L'insulte était sortie de sa bouche sans que Karis y réfléchisse. Si dix secondes plus tôt, elle s'apprêtait presque à sauter au cou de Dirann, la colère avait giclé dans son estomac devant son silence.

— Tu ne devrais pas être ici, finit-il par articuler.

— Toi non plus.

Ses traits émaciés se contractèrent – moue moqueuse ou sanglot réprimé ? – mais Karis fit de son mieux pour ne rien laisser paraître. Comme Unili, il avait abandonné la Citadelle. Ils avaient abandonné leur famille, sans une seule explication.

— Tu n'as aucune idée de là où tu viens de mettre les pieds.

Un tremblement secouait sa voix.

— Où est Unili ?

Karis avait l'impression que son cœur était remonté dans sa gorge. Si Dirann se trouvait ici, alors Unili ne devait pas être loin. Peut-être même que Milanne et Thilste l'avait aperçu, même s'ils n'auraient évidemment pas pu savoir qui elle était. Pourquoi diable Unili se retrouverait-elle dans un repaire d'hérétiques ?

L'Ashkani se figea. Sa sœur n'avait jamais été particulièrement pieuse envers Kya. Elle avait un Esprit farouche, indépendant, et surtout, casse-cou. S'il y avait bien quelqu'un qui pouvait se mettre en tête de croire en l'existence d'un faux Dieu, c'était elle.

— Je... je ne sais pas où elle se trouve, admit Dirann.

L'estomac de Karis se noua. L'ancien Guérisseur s'approcha d'elle. Elle était trop choquée pour protester lorsqu'il posa ses mains sur ses épaules.

— Tu dois partir d'ici, lui asséna-t-il. Maintenant. J'étais déjà mort d'inquiétude en voyant Érenn porter le médaillon de ton père. Mais toi ici, c'est du suicide.

— Qu'est-ce qu'il s'est passé avec Unili ? s'écria-t-elle. Est-ce qu'elle va bien ?

— Je fais tout pour, soupira-t-il en la poussant doucement vers la sortie. C'est trop long à expliquer. Il faut que tu me croies sur parole. Nous ne sommes pas des traîtres, et je ne reste pas ici par amour de leur Dieu de pacotille. Pars tout de suite. Et sans utiliser tes pouvoirs, on ne doit pas faire de liens entre nous. Empêche les autres de me trouver ici.

Karis se campa sur place. Elle tenait la seule piste que la Citadelle n'avait jamais eu sur la disparition d'Unili et il lui demandait de s'en éloigner ?

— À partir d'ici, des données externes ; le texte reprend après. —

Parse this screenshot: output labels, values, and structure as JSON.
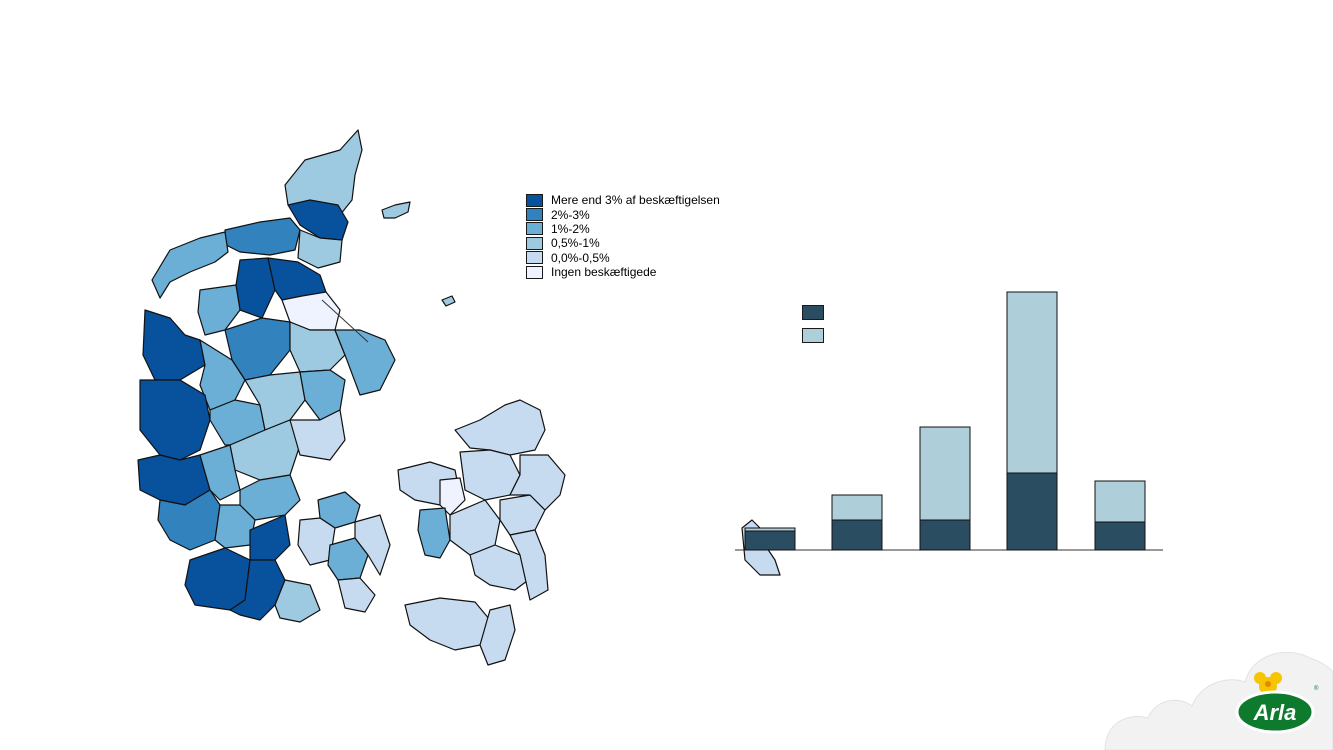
{
  "map": {
    "legend": [
      {
        "label": "Mere end 3% af beskæftigelsen",
        "color": "#08519c"
      },
      {
        "label": "2%-3%",
        "color": "#3182bd"
      },
      {
        "label": "1%-2%",
        "color": "#6baed6"
      },
      {
        "label": "0,5%-1%",
        "color": "#9ecae1"
      },
      {
        "label": "0,0%-0,5%",
        "color": "#c6dbef"
      },
      {
        "label": "Ingen beskæftigede",
        "color": "#eff3ff"
      }
    ]
  },
  "chart_data": {
    "type": "bar",
    "stacked": true,
    "categories": [
      "",
      "",
      "",
      "",
      ""
    ],
    "series": [
      {
        "name": "",
        "color": "#2b4d62",
        "values": [
          19,
          30,
          30,
          77,
          28
        ]
      },
      {
        "name": "",
        "color": "#aecfda",
        "values": [
          3,
          25,
          93,
          181,
          41
        ]
      }
    ],
    "ylim": [
      0,
      270
    ],
    "title": "",
    "xlabel": "",
    "ylabel": ""
  },
  "brand": {
    "logo_text": "Arla",
    "registered_mark": "®"
  }
}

— Impossible, répondit-elle. Je dois aider deux autres personnes à fuir aussi, et on est face à une impasse. Tes camarades ont l'air déterminé à nous recruter dans leur secte, ils nous bloquent la sortie. Et je refuse de partir avant que tu ne m'expliques tout.

Et avant d'avoir récupéré mon médaillon, ajouta-t-elle intérieurement, même si se préoccuper d'un objet lui parut à cet instant bien futile.

— Tu ne comprends pas, commença-t-il à paniquer. Tu es en danger de mort ici. Pire, tu risques l'annihilation de ton Âme.

— C... comment ça ?

Son regard vacilla.

— L'homme qui a tué ton père est un Sans Visage. Il ne doit absolument pas croiser ta route. Ça fait quelques jours que je ne l'ai pas vu ici, mais il peut revenir à tout moment.

Karis écarquilla les yeux. Comment Dirann était-il au courant, alors qu'il avait disparu seulement quelques jours après que l'assassin ait frappé ? À ce moment, tout le monde à la Citadelle pensait que Sorra s'était tué.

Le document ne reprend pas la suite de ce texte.